Moça de bicicleta

Eu caminhava. Ao meu redor um trilhão de flores púrpura. Meu cabelo, que não é muito de balançar, voava ao vento. Meu vestido floral era amarelo e vermelho, de tecido leve e de corte simples, apesar de marcar com precisão a minha cintura, da qual eu bastante me orgulhava. Uma imensa plantação de flores púrpura. Uma multidão imensurável de homens compraria cada uma daquelas flores em uma floricultura e fariam com elas buquês para presentear a namorada, ou guirlandas para seus mortos. Eu ali no meio daquele tranqüilo mar púrpura era mais viva do que jamais fui. Saindo da plantação, montei minha bicicleta de moça e corri no caminho de volta, sozinha.

Era a primavera de 1956 e eu tinha 17 anos. Ao cair da noite eu estava exausta. Um banho quente em minha banheira, com a água aquecida no aquecedor a carvão, um pentear de cabelos olhando pela janela que dava pr’um céu estrelado, um deitar em meu confortável e cheiroso colchão de capim, e tudo estaria bem.

Foi então que fui pega de susto, no que poderia ser o intervalo entre o primeiro e o segundo sono – mas fora muito mais que um simples e corriqueiro intervalo entre sonos –, com a luz púrpura que surgia de baixo do meu cobertor.

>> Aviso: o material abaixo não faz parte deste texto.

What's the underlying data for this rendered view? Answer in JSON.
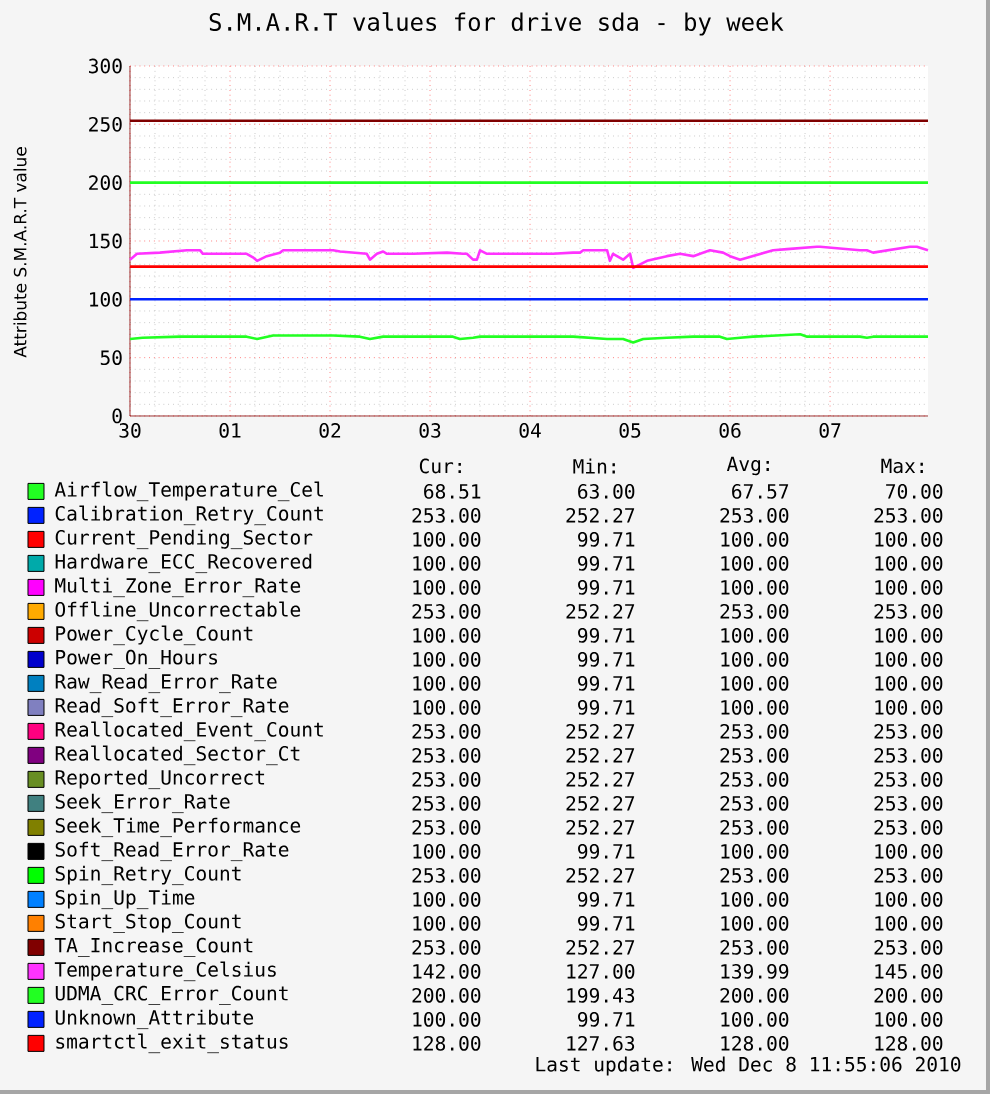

Levantei o cobertor, assustada, e vislumbrei o inacreditável. A luz parecia estar dentro do meu ventre. Eu já estava certa de que a luz estava dentro de mim. Sem saber o porquê, e nem de onde tirei aquela coragem, tive a iniciativa de abrir minhas pernas. Páhhh! A luz púrpura encheu todo o quarto. Quem estava nas casas na parte mais alta da colina podia ver a potente luz desta cor que emanava com intensidade de uma das singelas janelinhas da casa de madeira onde eu morava. Fiquei sabendo depois que um senhor que lá de cima observava o fenômeno dissera à sua esposa: “– Com certeza isso é coisa desse pessoal do cinema”.

Passados 53 anos do ocorrido, passados meus amores, passados meus sonhos, passada minha inacreditavelmente curta juventude, volto, na companhia de minha única neta, ao lugar onde vivera minha infância e adolescência. Antes de subirmos a serra paramos a velha pick-up frente a uma lojinha de antiguidades. Compramos uma bicicleta de modelo antigo. Perfeita. Bonita. Depois de tomarmos um café e comermos torta, passamos também – já de posse da bicicleta que ela empurra delicadamente pela calçada – em uma modesta floricultura. Compramos um pequeno buquê de flores púrpura. Subimos de carro a sinuosa estradinha. Lá no alto eu digo: “– Aqui paramos”. Minha neta então pergunta, segurando a bicicleta pelo guidão: “– Quer experimentar, vó?”. Respondo: “– Oh, não! Isso seria demais pra mim. Vá você!”. Peguei uma das flores púrpura, coloquei no cabelo dela e disse: “– Vá!”.

Vendo agora minha linda neta com seus alegres 17 anos montada na bicicleta que acabamos de comprar, indo em direção à tradicional fazenda de flores... Penso agora que a felicidade é quase triste – quase. A felicidade é uma cor.